Eles me olharam na hora e se desgrudaram, tadinhos. Estavam quase ficando roxos de vergonha. Eu não queria estragar o momento deles eu juro, fiquei toda desconcertada.
- Meu Deus Pietra – disse a menina limpando a boca – o que você esta fazendo aqui nesse horário?
- Eu... eu... - gaguejei.
- Eu só estava mostrando um livro interessante para ela – disse o garoto.
- Na sessão de astronomia? - disse desconfiada. Eles achavam mesmo que eu iria acreditar.
- É... - disse ela olhando para ele sem entender – eu estou me interessando por essa área agora.
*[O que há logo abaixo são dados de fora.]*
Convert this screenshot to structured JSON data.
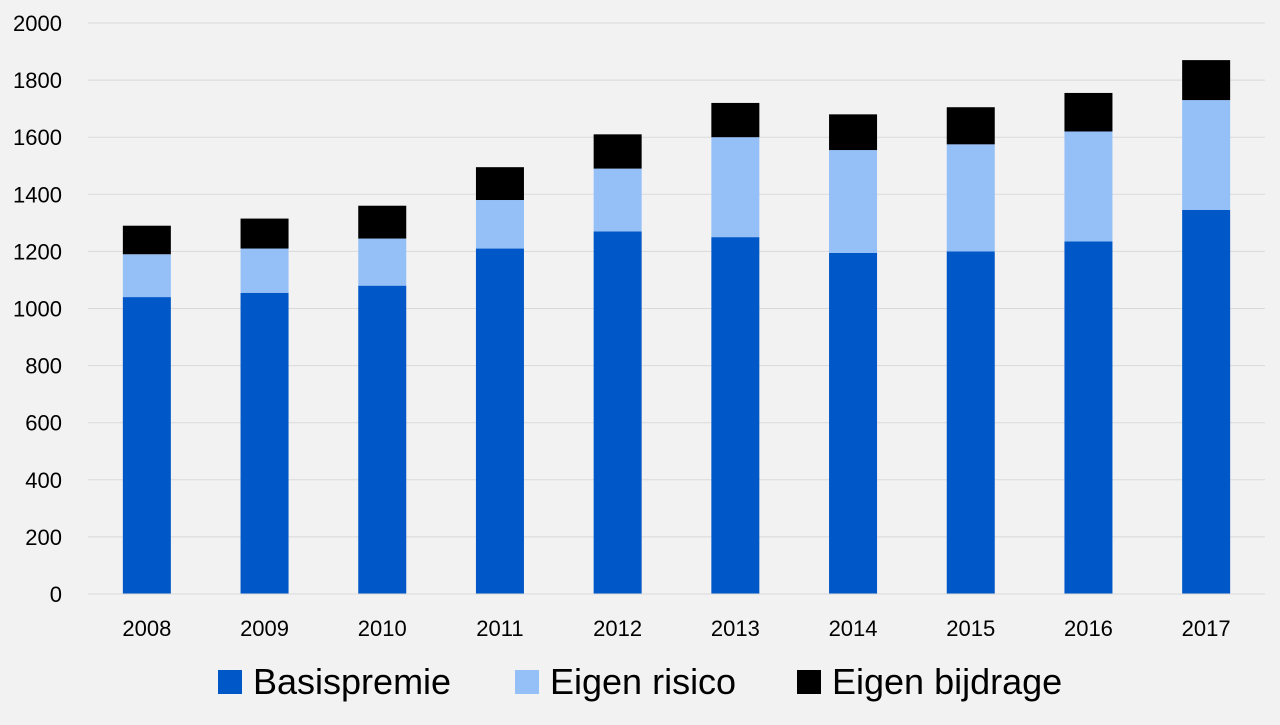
{
  "chart_data": {
    "type": "bar",
    "stacked": true,
    "title": "",
    "xlabel": "",
    "ylabel": "",
    "categories": [
      "2008",
      "2009",
      "2010",
      "2011",
      "2012",
      "2013",
      "2014",
      "2015",
      "2016",
      "2017"
    ],
    "series": [
      {
        "name": "Basispremie",
        "color": "#0057c8",
        "values": [
          1040,
          1055,
          1080,
          1210,
          1270,
          1250,
          1195,
          1200,
          1235,
          1345
        ]
      },
      {
        "name": "Eigen risico",
        "color": "#94c0f7",
        "values": [
          150,
          155,
          165,
          170,
          220,
          350,
          360,
          375,
          385,
          385
        ]
      },
      {
        "name": "Eigen bijdrage",
        "color": "#000000",
        "values": [
          100,
          105,
          115,
          115,
          120,
          120,
          125,
          130,
          135,
          140
        ]
      }
    ],
    "ylim": [
      0,
      2000
    ],
    "yticks": [
      0,
      200,
      400,
      600,
      800,
      1000,
      1200,
      1400,
      1600,
      1800,
      2000
    ],
    "grid": true,
    "legend_position": "bottom"
  }
}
Estrelas, cometas, planetas... sabe?
- Não, não sei – disse.
- Se quiser eu posso te mostrar qualquer hora – ela olhou para o Alex – ou melhor o Alex vai te mostrar ele, entende muito sobre isso.
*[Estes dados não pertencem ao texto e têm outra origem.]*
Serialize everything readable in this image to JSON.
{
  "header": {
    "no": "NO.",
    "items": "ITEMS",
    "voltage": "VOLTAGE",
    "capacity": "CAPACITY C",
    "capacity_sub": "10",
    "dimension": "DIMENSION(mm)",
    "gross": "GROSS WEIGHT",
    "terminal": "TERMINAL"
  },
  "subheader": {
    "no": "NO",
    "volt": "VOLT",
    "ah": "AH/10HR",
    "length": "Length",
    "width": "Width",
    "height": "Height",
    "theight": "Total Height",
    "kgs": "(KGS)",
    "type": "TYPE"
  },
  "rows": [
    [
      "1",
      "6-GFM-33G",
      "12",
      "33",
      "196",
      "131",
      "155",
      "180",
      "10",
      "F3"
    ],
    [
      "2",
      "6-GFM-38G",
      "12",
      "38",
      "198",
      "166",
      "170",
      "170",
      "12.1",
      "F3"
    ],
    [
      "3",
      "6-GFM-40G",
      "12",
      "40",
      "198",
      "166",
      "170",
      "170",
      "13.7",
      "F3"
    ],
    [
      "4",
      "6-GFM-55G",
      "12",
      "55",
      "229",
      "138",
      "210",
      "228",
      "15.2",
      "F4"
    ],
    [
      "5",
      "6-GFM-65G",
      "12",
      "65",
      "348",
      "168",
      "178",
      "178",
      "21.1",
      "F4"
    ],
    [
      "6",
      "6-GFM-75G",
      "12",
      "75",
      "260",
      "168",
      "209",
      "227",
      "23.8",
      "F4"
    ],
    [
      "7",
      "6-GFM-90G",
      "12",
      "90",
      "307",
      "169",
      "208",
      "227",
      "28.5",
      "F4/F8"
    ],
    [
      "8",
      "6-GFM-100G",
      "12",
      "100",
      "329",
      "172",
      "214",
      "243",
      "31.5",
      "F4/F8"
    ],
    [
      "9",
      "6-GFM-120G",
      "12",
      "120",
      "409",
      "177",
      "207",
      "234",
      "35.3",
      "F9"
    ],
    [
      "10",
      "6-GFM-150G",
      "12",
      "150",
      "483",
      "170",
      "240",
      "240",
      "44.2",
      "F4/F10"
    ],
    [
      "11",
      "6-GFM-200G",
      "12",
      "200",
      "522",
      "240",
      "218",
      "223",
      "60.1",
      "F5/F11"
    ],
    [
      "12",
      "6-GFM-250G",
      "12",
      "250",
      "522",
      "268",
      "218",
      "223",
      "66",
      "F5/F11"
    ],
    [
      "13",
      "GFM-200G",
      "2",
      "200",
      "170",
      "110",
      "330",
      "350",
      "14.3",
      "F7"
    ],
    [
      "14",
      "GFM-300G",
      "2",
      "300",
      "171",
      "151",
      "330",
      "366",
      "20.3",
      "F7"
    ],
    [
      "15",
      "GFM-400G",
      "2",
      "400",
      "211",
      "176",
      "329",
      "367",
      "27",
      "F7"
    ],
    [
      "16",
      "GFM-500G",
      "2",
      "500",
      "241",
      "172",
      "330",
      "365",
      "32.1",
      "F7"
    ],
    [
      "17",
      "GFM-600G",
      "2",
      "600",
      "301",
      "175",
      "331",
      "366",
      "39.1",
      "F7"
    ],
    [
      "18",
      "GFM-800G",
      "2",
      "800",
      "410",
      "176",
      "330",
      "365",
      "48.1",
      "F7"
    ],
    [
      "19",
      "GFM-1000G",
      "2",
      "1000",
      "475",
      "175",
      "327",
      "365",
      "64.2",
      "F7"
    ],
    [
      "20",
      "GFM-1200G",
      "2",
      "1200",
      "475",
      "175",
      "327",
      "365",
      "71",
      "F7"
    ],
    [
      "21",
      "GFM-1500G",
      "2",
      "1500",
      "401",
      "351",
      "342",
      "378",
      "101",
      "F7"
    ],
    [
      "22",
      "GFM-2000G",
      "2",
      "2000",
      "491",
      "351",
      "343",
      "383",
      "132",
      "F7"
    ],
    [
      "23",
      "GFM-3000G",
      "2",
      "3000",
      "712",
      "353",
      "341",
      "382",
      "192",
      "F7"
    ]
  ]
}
- Não, obrigada – rir – vocês viram a dona Leonor por ai?
- Ela esta em horário de almoço – disse Alex e olhou o relógio – deve voltar daqui uns 10 minutos. Pode esperar lá embaixo, ou aqui – gaguejou – se quiser.
- Ata – pensei em não atrapalhar mais – eu vou esperar la embaixo.
- ok – confirmou ele.
Me virei, mas pude ver Bianca dando um beliscão em Alex e dizer
- Astronomia? Que ideia brilhante – disse seria.
- Ai - gemeu o garoto.
Eu rir.
Não demorou muito para ela chegar. Assim que me viu, abriu um largo sorriso e os braços para me abraçar. Levantei e a abracei.
- Estou tão feliz por você. Sei que vai ser a vencedora desse ano. Você tem lido tanto, se dado tanto para este projeto. Este ano ele é seu.
- Mas dona Leonor eu não me inscrevi esse ano. Desde que perdi ano retrasado eu desistir desse concurso.
- Ficou entre as cinco, mostrando que seu potencial ia muito além. Nunca na história do concurso uma caloura conseguiu ficar entre as cinco finalistas. Esse ano ele é seu.
- Dona Leonor, ano passado foi a mesma coisa... - tentei convence-la
- Mas ano passado você não se inscreveu. - me interrompeu - Esse ano eu te inscrevi.
- Eu sabia – suspirei - mas como você conseguiu um texto meu para o cadastro?
- No histórico da biblioteca – disse sorrindo e apontou para o Alex que descia a escada – o estagiário me ajudou.
Olhei para ele seria.
- Você ajudou ela? - disse inconformada.
- Ela me forçou – disse em defesa – caso contrario teria que ficar na sala das crianças no fim de semana.
- Estagiário não trabalha nos fins de semana, sonso – disse Bianca dando um cutucão no garoto.
- aé – lembrou – Droga!
Que situação, pensei. Respirei fundo.
- Tá mais e agora. Vocês vão me ajudar a formatar esse texto – apontei para cada um – vocês me colocaram nessa, agora se virem.